Она ударилась в работу: играла что угодно, не знала усталости, могла выйти служанкой в первом акте какой-нибудь пьесы, метнуться на противоположный конец города и выпорхнуть во втором акте другой пьесы в числе многочисленных «элегантных дам» на вечеринке с коктейлем. Детские занятия балетом и танцем в стиле Айседоры Дункан дали ей возможность присоединиться к кордебалету в третьем акте уличного ревю. Ее удивительная дисциплинированность, закрепленная воспитанием, помогла очень скоро преодолеть неопытность новичка. И вот уже очарованные театральные менеджеры пишут «Марлен Дитрих» во главе афиши.

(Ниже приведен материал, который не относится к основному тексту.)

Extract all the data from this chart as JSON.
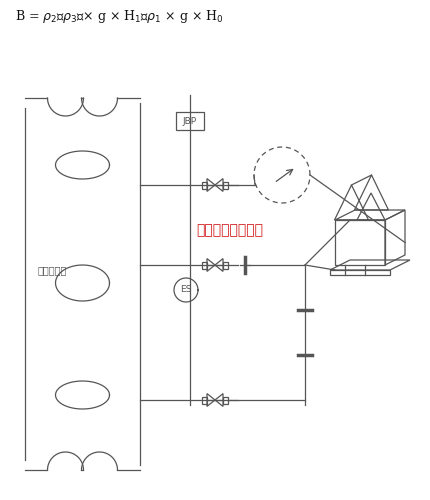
{
  "watermark": "江苏华云流量计厂",
  "watermark_color": "#cc0000",
  "label_pipe": "管线或设备",
  "label_jbp": "JBP",
  "label_es": "ES",
  "bg_color": "#ffffff",
  "line_color": "#555555",
  "fig_width": 4.31,
  "fig_height": 5.0,
  "dpi": 100
}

В этот период развился и ее талант присваивать платья из костюмерных. Если Марлен Дитрих казалось, что она выглядит сногсшибательно в вечернем платье, выданном для крошечной роли приглашенной к обеду гостьи, то после окончания представления платье с гораздо большей вероятностью оказывалось в ее собственном платяном шкафу, чем возвращалось в театральную костюмерную. Этаким шалопайским воровством она намного опередила свое время. До голливудской клептомании, когда актеры стали на съемках присваивать себе все, что не прибито гвоздями, было еще немало лет. Марлен не гнушалась ничем. Коллекция перчаток для любой роли: для голодной нищенки, продающей спички на углу, у нее была отличная пара дырявых митенок; для проституток – пожалуйста, красные ажурные до локтя, с умеренными прорехами; белая лайковая пара – для великосветских дам; черная лайковая – для жен буржуа. Шарфы и боа любой текстуры, длины и оттенка. Дюжины сумочек – отличное подспорье для мгновенного распознавания статуса и характера их владелицы. А шляпки? Что уж тут говорить о шляпках!
Берлин
К 1922 году Марлен уже привычно колесила вдоль и поперек Берлина, по вызову появляясь абсолютно в любой роли. У нее была энергия, преданность делу, дисциплина и самый большой в городе арсенал костюмов. Проникновение изобретательного интенданта в юбке и с околдовывающим лицом в зарождающийся кинобизнес было только делом времени. Кинокомпании росли вокруг Берлина как грибы. Каждый брошенный сарай мог превратиться в «фабрику грез». В условиях, далеких от роскоши калифорнийского солнечного освещения, любое здание со стеклянной крышей сходило за сокровище. Такие компании, как UFA, строили огромные застекленные ангары, в изобилии пропускающие свет, столь необходимый для съемок. Поскольку звуковых ограничений не было, в одном ангаре запускали одновременно восемь постановок. Вот отсек, где комик, совершив замысловатое падение, роняет на пол огромную стопку тарелок. По соседству с ним женщина рвет на себе волосы – ее бросил любовник, а десяток ее чад орут в голос. За перегородкой струнный квартет вводит актеров в настроение, нужное для сцены лирической страсти. Рядом с влюбленными попугайчиками бушует снежная буря, воют продрогшие собаки, за углом ревет толпа, провожая на гильотину Марию-Антуанетту, а баварские пейзане пляшут вокруг майского дерева под аккомпанемент восьми аккордеонов, которых никто никогда не услышит. В этом прозрачном ледяном доме посреди немецкой зимы суетится сотня зябнущих, одержимых людей, творя из сумасшедшего бедлама магию, приобщиться к которой люди придут, чтобы на время забыть о своей реальной жизни, – по пять центов за место.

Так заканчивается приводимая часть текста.